C. Determining Whether Equitable Tolling Principles Apply

Plaintiffs’ final argument with respect to timeliness is that even if the applicable statute of limitations would otherwise bar their claims against HISD and the School Officials, the district court should have applied certain equitable tolling principles, including fraudulent concealment and the discovery rule, to forestall the expiration of the limitations period. The record before us, however, dispels any notion that the equitable principles identified by Plaintiffs would be available to save their claims.

When a federal cause of action borrows a state statute of limitations, “coordinate tolling rules” are usually borrowed as well. Hardin v. Straub, 490 U.S. 536, 539, 109 S.Ct. 1998, 104 L.Ed.2d 582 (1989) (quoting Bd. of Regents of the Univ. of N.Y. v. Tomanio, 446 U.S. 478, 484, 100 S.Ct. 1790, 64 L.Ed.2d 440 (1980)). We have-accordingly recognized that state equitable tolling principles control in § 1983 cases. Rotella v. Pederson, 144 F.3d 892, 897 (5th Cir.1998). This includes tolling based on fraudulent concealment and the “discovery rule.” See id. at 896-97.

Under Texas law, the “discovery rule” provides a “very limited exception to statutes of limitations.” Computer Assocs. Int’l, Inc. v. Altai, Inc., 918 S.W.2d 453, 455 (Tex.1996), superseded by statute as stated in Baker Hughes, Inc. v. Keco R. & D., Inc., 12 S.W.3d 1, 3 (Tex.1999). While accrual of a Texas personal injury action generally occurs when “a wrongful act causes an injury, regardless of when the plaintiff learns of that injury,” the “judicially-crafted” discovery rule defers accrual of the cause of action if “the nature of the injury incurred is inherently undis-coverable and the evidence of injury is objectively verifiable.” Childs v. Haussecker, 974 S.W.2d 31, 36-37 (Tex.1998) (citation and quotation marks omitted). In such a circumstance, the cause of action does not accrue until the plaintiff knows or reasonably should have known of the injury. Id. at 37. In the present case, it is unclear from the briefing whether Plaintiffs are arguing for application of Texas’s discovery rule or some form of federal discovery rule. Indeed, their discussion of the discovery rule appears to be almost indistinguishable from the accrual argument already addressed in this opinion. The reason may be that the accrual rule applicable to the claims in this case is, essentially, a “discovery” rule. In other words, to the extent Plaintiffs are arguing that the limitations clock should not have run until they discovered or should have discovered their injuries, they are arguing for application of the federal accrual rule that we already apply. In any event, Plaintiffs’ allegations are insufficient to show that their injury was “inherently un-discoverable” as a matter of state law, and their discovery rule argument thus fails.

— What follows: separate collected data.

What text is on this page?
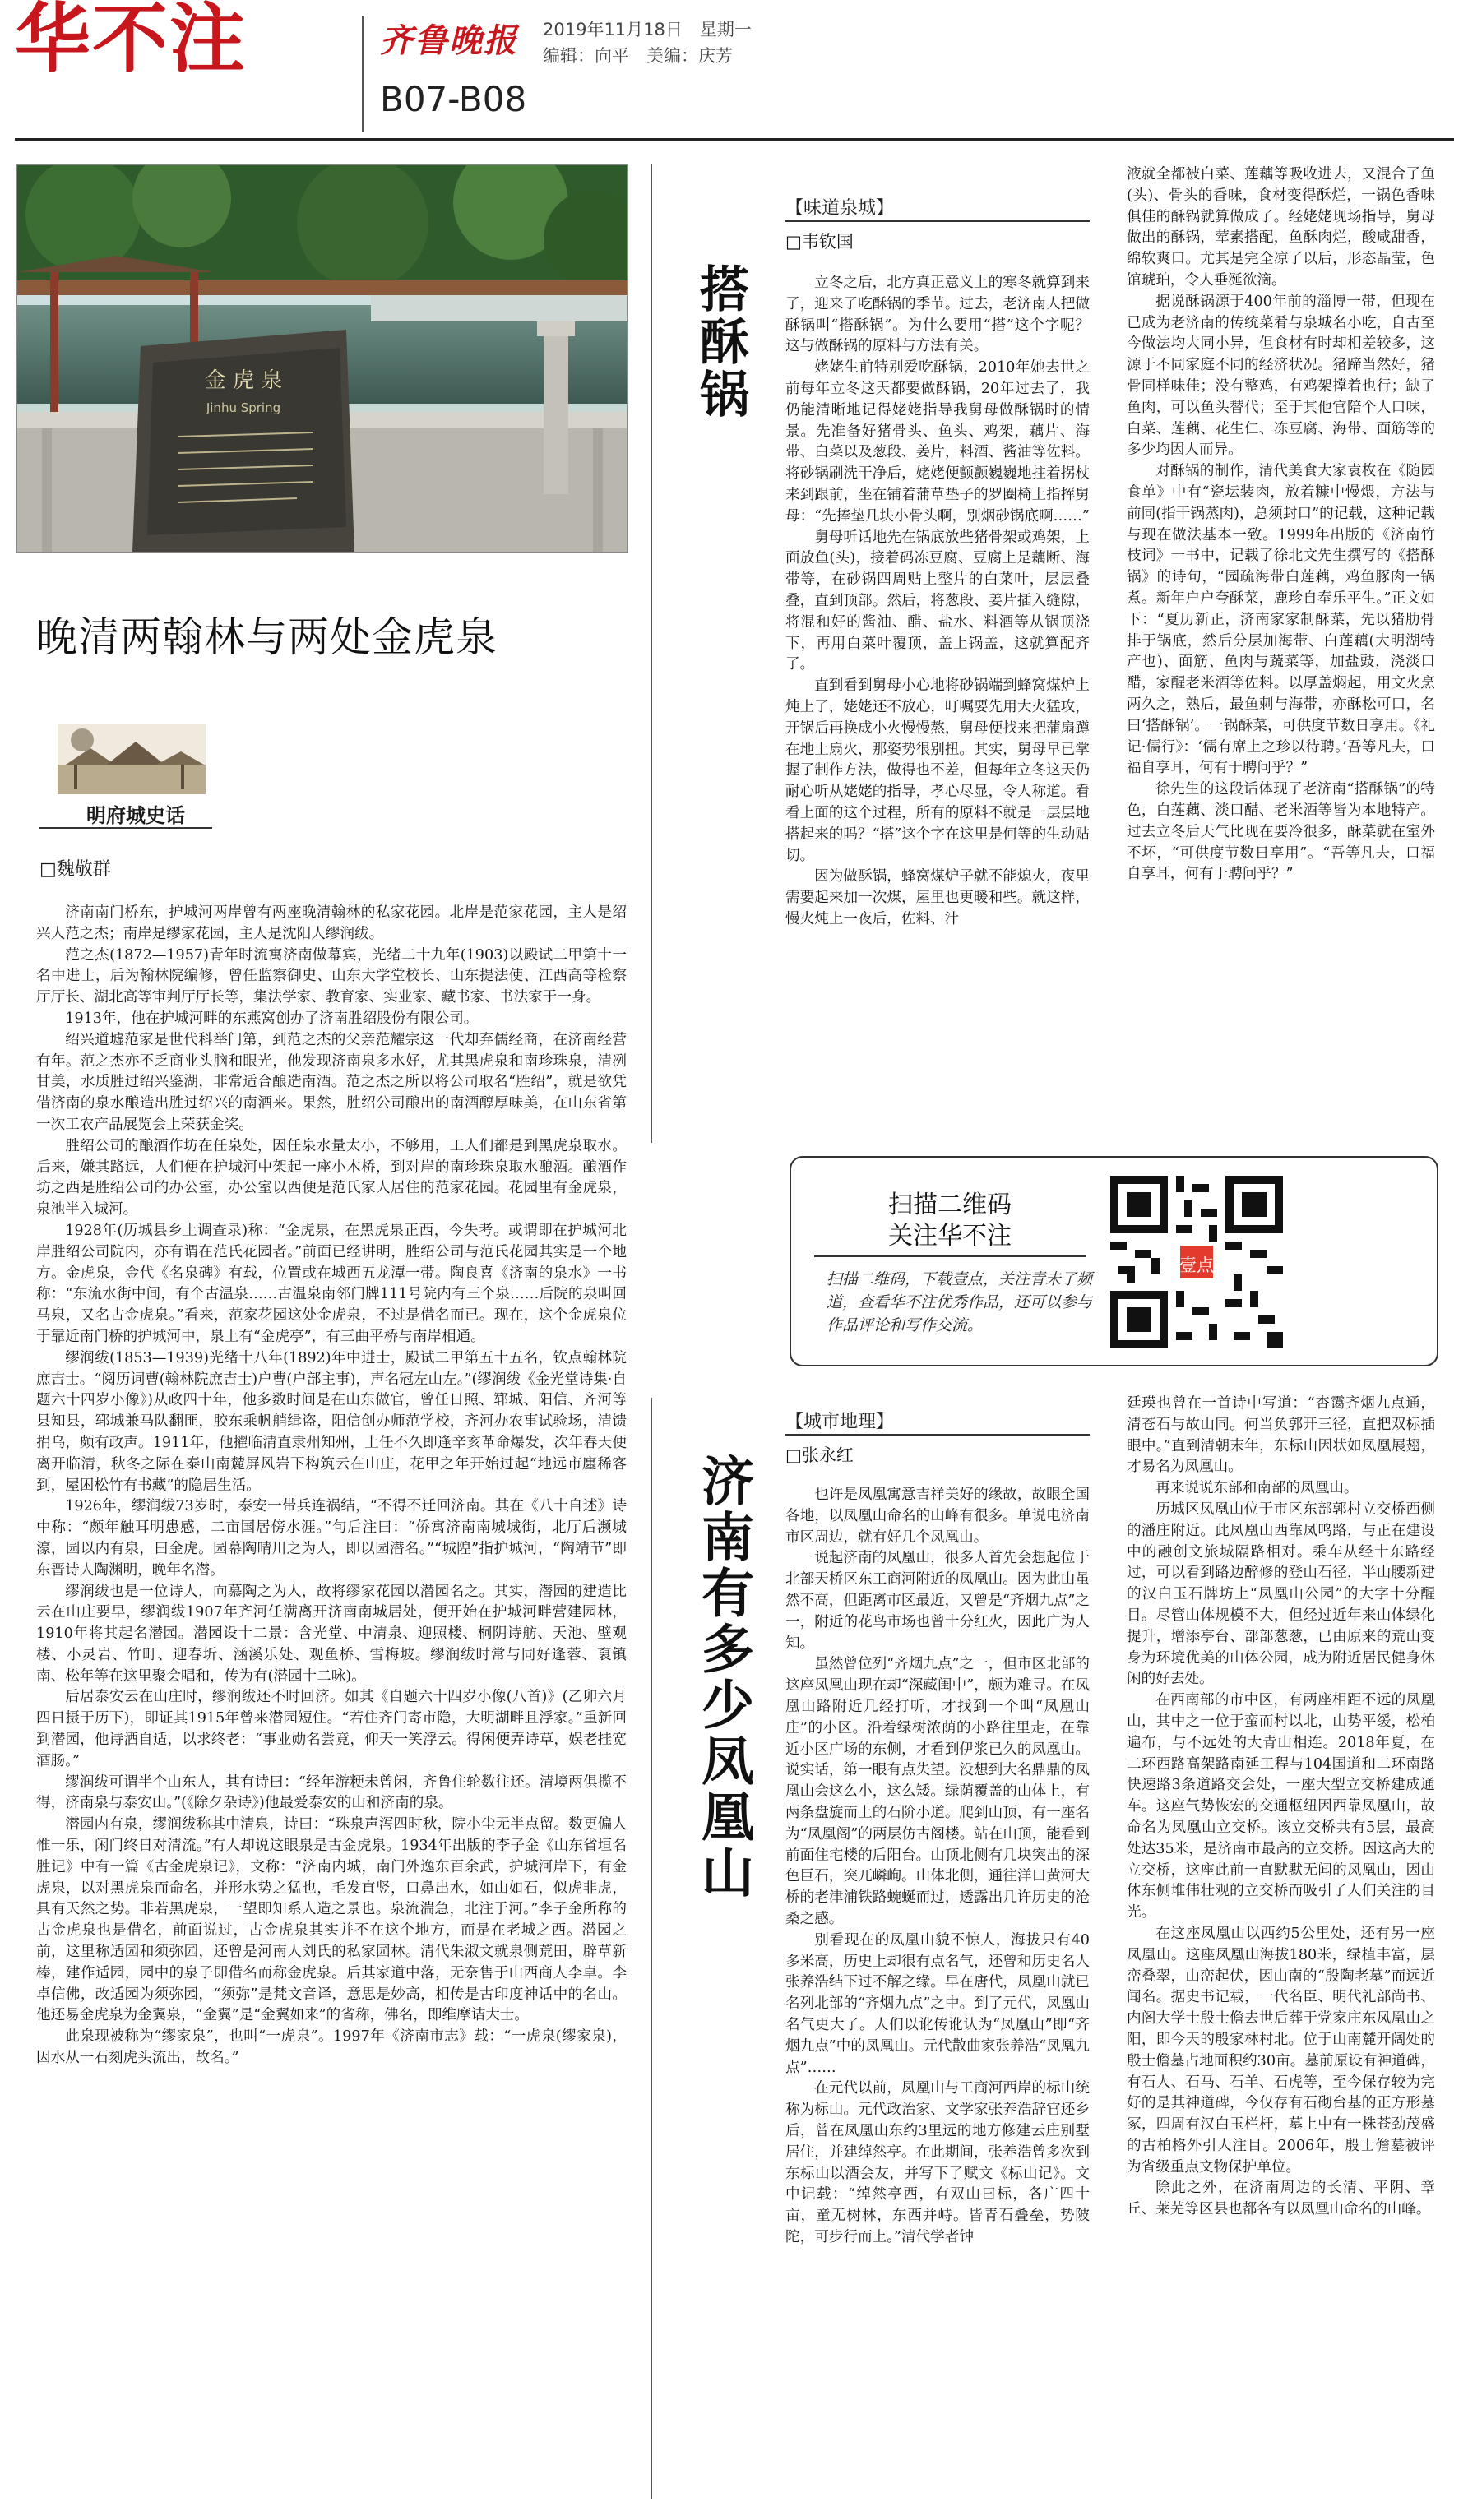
华不注	齐鲁晚报 2019年11月18日　星期一
编辑：向平　美编：庆芳
B07-B08
金 虎 泉
Jinhu Spring
晚清两翰林与两处金虎泉
明府城史话
□魏敬群

济南南门桥东，护城河两岸曾有两座晚清翰林的私家花园。北岸是范家花园，主人是绍兴人范之杰；南岸是缪家花园，主人是沈阳人缪润绂。

范之杰(1872—1957)青年时流寓济南做幕宾，光绪二十九年(1903)以殿试二甲第十一名中进士，后为翰林院编修，曾任监察御史、山东大学堂校长、山东提法使、江西高等检察厅厅长、湖北高等审判厅厅长等，集法学家、教育家、实业家、藏书家、书法家于一身。

1913年，他在护城河畔的东燕窝创办了济南胜绍股份有限公司。

绍兴道墟范家是世代科举门第，到范之杰的父亲范耀宗这一代却弃儒经商，在济南经营有年。范之杰亦不乏商业头脑和眼光，他发现济南泉多水好，尤其黑虎泉和南珍珠泉，清冽甘美，水质胜过绍兴鉴湖，非常适合酿造南酒。范之杰之所以将公司取名“胜绍”，就是欲凭借济南的泉水酿造出胜过绍兴的南酒来。果然，胜绍公司酿出的南酒醇厚味美，在山东省第一次工农产品展览会上荣获金奖。

胜绍公司的酿酒作坊在任泉处，因任泉水量太小，不够用，工人们都是到黑虎泉取水。后来，嫌其路远，人们便在护城河中架起一座小木桥，到对岸的南珍珠泉取水酿酒。酿酒作坊之西是胜绍公司的办公室，办公室以西便是范氏家人居住的范家花园。花园里有金虎泉，泉池半入城河。

1928年(历城县乡土调查录)称：“金虎泉，在黑虎泉正西，今失考。或谓即在护城河北岸胜绍公司院内，亦有谓在范氏花园者。”前面已经讲明，胜绍公司与范氏花园其实是一个地方。金虎泉，金代《名泉碑》有载，位置或在城西五龙潭一带。陶良喜《济南的泉水》一书称：“东流水街中间，有个古温泉……古温泉南邻门牌111号院内有三个泉……后院的泉叫回马泉，又名古金虎泉。”看来，范家花园这处金虎泉，不过是借名而已。现在，这个金虎泉位于靠近南门桥的护城河中，泉上有“金虎亭”，有三曲平桥与南岸相通。

缪润绂(1853—1939)光绪十八年(1892)年中进士，殿试二甲第五十五名，钦点翰林院庶吉士。“阅历词曹(翰林院庶吉士)户曹(户部主事)，声名冠左山左。”(缪润绂《金光堂诗集·自题六十四岁小像》)从政四十年，他多数时间是在山东做官，曾任日照、郓城、阳信、齐河等县知县，郓城兼马队翻匪，胶东乘帆艄缉盗，阳信创办师范学校，齐河办农事试验场，清馈捐乌，颇有政声。1911年，他擢临清直隶州知州，上任不久即逢辛亥革命爆发，次年春天便离开临清，秋冬之际在泰山南麓屏风岩下构筑云在山庄，花甲之年开始过起“地远市廛稀客到，屋困松竹有书藏”的隐居生活。

1926年，缪润绂73岁时，泰安一带兵连祸结，“不得不迁回济南。其在《八十自述》诗中称：“颇年触耳明患感，二亩国居傍水涯。”句后注曰：“侨寓济南南城城街，北厅后濒城濠，园以内有泉，曰金虎。园幕陶晴川之为人，即以园潜名。”“城隍”指护城河，“陶靖节”即东晋诗人陶渊明，晚年名潜。

缪润绂也是一位诗人，向慕陶之为人，故将缪家花园以潜园名之。其实，潜园的建造比云在山庄要早，缪润绂1907年齐河任满离开济南南城居处，便开始在护城河畔营建园林，1910年将其起名潜园。潜园设十二景：含光堂、中清泉、迎照楼、桐阴诗舫、天池、壁观楼、小灵岩、竹町、迎春圻、涵溪乐处、观鱼桥、雪梅坡。缪润绂时常与同好逢蓉、裒镇南、松年等在这里聚会唱和，传为有(潜园十二咏)。

后居泰安云在山庄时，缪润绂还不时回济。如其《自题六十四岁小像(八首)》(乙卯六月四日摄于历下)，即证其1915年曾来潜园短住。“若住齐门寄市隐，大明湖畔且浮家。”重新回到潜园，他诗酒自适，以求终老：“事业勋名尝竟，仰天一笑浮云。得闲便弄诗草，娱老挂宽酒肠。”

缪润绂可谓半个山东人，其有诗曰：“经年游粳未曾闲，齐鲁住轮数往还。清境两俱揽不得，济南泉与泰安山。”(《除夕杂诗》)他最爱泰安的山和济南的泉。

潜园内有泉，缪润绂称其中清泉，诗曰：“珠泉声泻四时秋，院小尘无半点留。数更偏人惟一乐，闲门终日对清流。”有人却说这眼泉是古金虎泉。1934年出版的李子金《山东省垣名胜记》中有一篇《古金虎泉记》，文称：“济南内城，南门外逸东百余武，护城河岸下，有金虎泉，以对黑虎泉而命名，并形水势之猛也，毛发直竖，口鼻出水，如山如石，似虎非虎，具有天然之势。非若黑虎泉，一望即知系人造之景也。泉流湍急，北注于河。”李子金所称的古金虎泉也是借名，前面说过，古金虎泉其实并不在这个地方，而是在老城之西。潜园之前，这里称适园和须弥园，还曾是河南人刘氏的私家园林。清代朱淑文就泉侧荒田，辟草新榛，建作适园，园中的泉子即借名而称金虎泉。后其家道中落，无奈售于山西商人李卓。李卓信佛，改适园为须弥园，“须弥”是梵文音译，意思是妙高，相传是古印度神话中的名山。他还易金虎泉为金翼泉，“金翼”是“金翼如来”的省称，佛名，即维摩诘大士。

此泉现被称为“缪家泉”，也叫“一虎泉”。1997年《济南市志》载：“一虎泉(缪家泉)，因水从一石刻虎头流出，故名。”

搭酥锅
济南有多少凤凰山
【味道泉城】
□韦钦国

立冬之后，北方真正意义上的寒冬就算到来了，迎来了吃酥锅的季节。过去，老济南人把做酥锅叫“搭酥锅”。为什么要用“搭”这个字呢？这与做酥锅的原料与方法有关。

姥姥生前特别爱吃酥锅，2010年她去世之前每年立冬这天都要做酥锅，20年过去了，我仍能清晰地记得姥姥指导我舅母做酥锅时的情景。先准备好猪骨头、鱼头、鸡架，藕片、海带、白菜以及葱段、姜片，料酒、酱油等佐料。将砂锅刷洗干净后，姥姥便颤颤巍巍地拄着拐杖来到跟前，坐在铺着蒲草垫子的罗圈椅上指挥舅母：“先捧垫几块小骨头啊，别烟砂锅底啊……”

舅母听话地先在锅底放些猪骨架或鸡架，上面放鱼(头)，接着码冻豆腐、豆腐上是藕断、海带等，在砂锅四周贴上整片的白菜叶，层层叠叠，直到顶部。然后，将葱段、姜片插入缝隙，将混和好的酱油、醋、盐水、料酒等从锅顶浇下，再用白菜叶覆顶，盖上锅盖，这就算配齐了。

直到看到舅母小心地将砂锅端到蜂窝煤炉上炖上了，姥姥还不放心，叮嘱要先用大火猛攻，开锅后再换成小火慢慢熬，舅母便找来把蒲扇蹲在地上扇火，那姿势很别扭。其实，舅母早已掌握了制作方法，做得也不差，但每年立冬这天仍耐心听从姥姥的指导，孝心尽显，令人称道。看看上面的这个过程，所有的原料不就是一层层地搭起来的吗？“搭”这个字在这里是何等的生动贴切。

因为做酥锅，蜂窝煤炉子就不能熄火，夜里需要起来加一次煤，屋里也更暖和些。就这样，慢火炖上一夜后，佐料、汁

液就全都被白菜、莲藕等吸收进去，又混合了鱼(头)、骨头的香味，食材变得酥烂，一锅色香味俱佳的酥锅就算做成了。经姥姥现场指导，舅母做出的酥锅，荤素搭配，鱼酥肉烂，酸咸甜香，绵软爽口。尤其是完全凉了以后，形态晶莹，色馆琥珀，令人垂涎欲滴。

据说酥锅源于400年前的淄博一带，但现在已成为老济南的传统菜肴与泉城名小吃，自古至今做法均大同小异，但食材有时却相差较多，这源于不同家庭不同的经济状况。猪蹄当然好，猪骨同样味佳；没有整鸡，有鸡架撑着也行；缺了鱼肉，可以鱼头替代；至于其他官陪个人口味，白菜、莲藕、花生仁、冻豆腐、海带、面筋等的多少均因人而异。

对酥锅的制作，清代美食大家袁枚在《随园食单》中有“瓷坛装肉，放着糠中慢煨，方法与前同(指干锅蒸肉)，总须封口”的记载，这种记载与现在做法基本一致。1999年出版的《济南竹枝词》一书中，记载了徐北文先生撰写的《搭酥锅》的诗句，“园疏海带白莲藕，鸡鱼豚肉一锅煮。新年户户夸酥菜，鹿珍自奉乐平生。”正文如下：“夏历新正，济南家家制酥菜，先以猪肋骨排于锅底，然后分层加海带、白莲藕(大明湖特产也)、面筋、鱼肉与蔬菜等，加盐豉，浇淡口醋，家醒老米酒等佐料。以厚盖焖起，用文火烹两久之，熟后，最鱼刺与海带，亦酥松可口，名曰‘搭酥锅’。一锅酥菜，可供度节数日享用。《礼记·儒行》：‘儒有席上之珍以待聘。’吾等凡夫，口福自享耳，何有于聘问乎？”

徐先生的这段话体现了老济南“搭酥锅”的特色，白莲藕、淡口醋、老米酒等皆为本地特产。过去立冬后天气比现在要冷很多，酥菜就在室外不坏，“可供度节数日享用”。“吾等凡夫，口福自享耳，何有于聘问乎？”

扫描二维码
关注华不注
扫描二维码，下载壹点，关注青未了频道，查看华不注优秀作品，还可以参与作品评论和写作交流。
壹点
【城市地理】
□张永红

也许是凤凰寓意吉祥美好的缘故，故眼全国各地，以凤凰山命名的山峰有很多。单说电济南市区周边，就有好几个凤凰山。

说起济南的凤凰山，很多人首先会想起位于北部天桥区东工商河附近的凤凰山。因为此山虽然不高，但距离市区最近，又曾是“齐烟九点”之一，附近的花鸟市场也曾十分红火，因此广为人知。

虽然曾位列“齐烟九点”之一，但市区北部的这座凤凰山现在却“深藏闺中”，颇为难寻。在凤凰山路附近几经打听，才找到一个叫“凤凰山庄”的小区。沿着绿树浓荫的小路往里走，在靠近小区广场的东侧，才看到伊浆已久的凤凰山。说实话，第一眼有点失望。没想到大名鼎鼎的凤凰山会这么小，这么矮。绿荫覆盖的山体上，有两条盘旋而上的石阶小道。爬到山顶，有一座名为“凤凰阁”的两层仿古阁楼。站在山顶，能看到前面住宅楼的后阳台。山顶北侧有几块突出的深色巨石，突兀嶙峋。山体北侧，通往洋口黄河大桥的老津浦铁路蜿蜒而过，透露出几许历史的沧桑之感。

别看现在的凤凰山貌不惊人，海拔只有40多米高，历史上却很有点名气，还曾和历史名人张养浩结下过不解之缘。早在唐代，凤凰山就已名列北部的“齐烟九点”之中。到了元代，凤凰山名气更大了。人们以讹传讹认为“凤凰山”即“齐烟九点”中的凤凰山。元代散曲家张养浩“凤凰九点”……

在元代以前，凤凰山与工商河西岸的标山统称为标山。元代政治家、文学家张养浩辞官还乡后，曾在凤凰山东约3里远的地方修建云庄别墅居住，并建绰然亭。在此期间，张养浩曾多次到东标山以酒会友，并写下了赋文《标山记》。文中记载：“绰然亭西，有双山曰标，各广四十亩，童无树林，东西并峙。皆青石叠垒，势陂陀，可步行而上。”清代学者钟

廷瑛也曾在一首诗中写道：“杏霭齐烟九点通，清苍石与故山同。何当负郭开三径，直把双标插眼中。”直到清朝末年，东标山因状如凤凰展翅，才易名为凤凰山。

再来说说东部和南部的凤凰山。

历城区凤凰山位于市区东部郭村立交桥西侧的潘庄附近。此凤凰山西靠凤鸣路，与正在建设中的融创文旅城隔路相对。乘车从经十东路经过，可以看到路边醉修的登山石径，半山腰新建的汉白玉石牌坊上“凤凰山公园”的大字十分醒目。尽管山体规模不大，但经过近年来山体绿化提升，增添亭台、部部葱葱，已由原来的荒山变身为环境优美的山体公园，成为附近居民健身休闲的好去处。

在西南部的市中区，有两座相距不远的凤凰山，其中之一位于蛮而村以北，山势平缓，松柏遍布，与不远处的大青山相连。2018年夏，在二环西路高架路南延工程与104国道和二环南路快速路3条道路交会处，一座大型立交桥建成通车。这座气势恢宏的交通枢纽因西靠凤凰山，故命名为凤凰山立交桥。该立交桥共有5层，最高处达35米，是济南市最高的立交桥。因这高大的立交桥，这座此前一直默默无闻的凤凰山，因山体东侧堆伟壮观的立交桥而吸引了人们关注的目光。

在这座凤凰山以西约5公里处，还有另一座凤凰山。这座凤凰山海拔180米，绿植丰富，层峦叠翠，山峦起伏，因山南的“殷陶老墓”而远近闻名。据史书记载，一代名臣、明代礼部尚书、内阁大学士殷士儋去世后葬于党家庄东凤凰山之阳，即今天的殷家林村北。位于山南麓开阔处的殷士儋墓占地面积约30亩。墓前原设有神道碑，有石人、石马、石羊、石虎等，至今保存较为完好的是其神道碑，今仅存有石砌台基的正方形墓冢，四周有汉白玉栏杆，墓上中有一株苍劲茂盛的古柏格外引人注目。2006年，殷士儋墓被评为省级重点文物保护单位。

除此之外，在济南周边的长清、平阴、章丘、莱芜等区县也都各有以凤凰山命名的山峰。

Plaintiffs’ fraudulent concealment argument is unavailing for similar reasons. In Texas, defendants are es-topped from relying on limitations if they are “under a duty to make disclosure but fraudulently coneeal[] the existence of a cause of action from the party to whom-it belongs.” Borderlon v. Peck, 661 S.W.2d 907, 908 (Tex.1983). “The estoppel effect of fraudulent concealment ends,” however, “when a party learns of facts, conditions, or circumstances which would cause a reasonably prudent person to make inquiry, which, if pursued, would lead to discovery of the concealed cause of action.” Id. at 909. Here, nothing in Plaintiffs’ complaint suggests that HISD or School Officials actively concealed the existence of any causes of action — rather, Plaintiffs’ allegations focus on the School Officials’ failure to act in the face of knowledge of abuse. Additionally, for the same reasons that we have already concluded Plaintiffs’ claims accrued by the spring of 2011, Plaintiffs had sufficient knowledge of the relevant facts by that time to end any “estoppel effect” that would otherwise apply. Thus, fraudulent concealment is of no help to Plaintiffs.

IV. CONCLUSION

Because Plaintiffs’ Title IX and § 1983 claims accrued more than two years prior to their filing suit and the equitable tolling principles they have identified do not apply, we conclude that the claims are time-barred. We thus need not reach the remaining issues raised on appeal, and we AFFIRM the ruling of the district court. 
      
      . Feenstra did not join in these motions and is not a party to the present appeal. Feenstra later moved for partial summary judgment and judgment on the pleadings as to the claims asserted against her. On July 27, 2015, the district court granted Feenstra’s motion for judgment on the pleadings as to all federal claims, declined to exercise supplemental jurisdiction over the state law claims, and denied as moot Feenstra’s motion for partial summary judgment. Plaintiffs have separately appealed that order.
     
      
      . While the district court dismissed all claims against HISD and the School Officials, including the state-law tort claims, Plaintiffs have only appealed the dismissal of the Title IX and § 1983 claims. We thus limit our review to those claims.
     
      
      . Of course, this rule only applies to statutes enacted prior to passage of 28 U.S.C. § 1658, which now governs in such circumstances. See 28 U.S.C. § 1658(a); Jones v. R.R. Donnelley & Sons Co., 541 U.S. 369, 371, 124 S.Ct. 1836, 158 L.Ed.2d 645 (2004).
     
      
      . Section 16.0045 was amended, effective September 1, 2015, to extend the limitations period from five to fifteen years for claims involving sexual assault or abuse of a child. Tex. Civ. Prac. & Rem.Code Ann. § 16.0045(a) (West Supp.2015). Plaintiffs filed their briefs before the amendment took effect, however, when the period was five years for any claim based on sexual assault. In any event, the amendment does not change our analysis, as we conclude that the provision does not apply-
     
      
      . While not binding, we have also acknowledged the similarity between Title VI and § 1983 in an unpublished opinion, recognizing that "[f]or actions brought under § 1983 and Title VI, we borrow the forum state’s general personal injury limitations period, which in Texas is two years.” Griffin v. Round Rock Indep. Sch. Dist., 82 F.3d 414, 1996 WL 166999, at *1 (5th Cir.1996) (per curiam).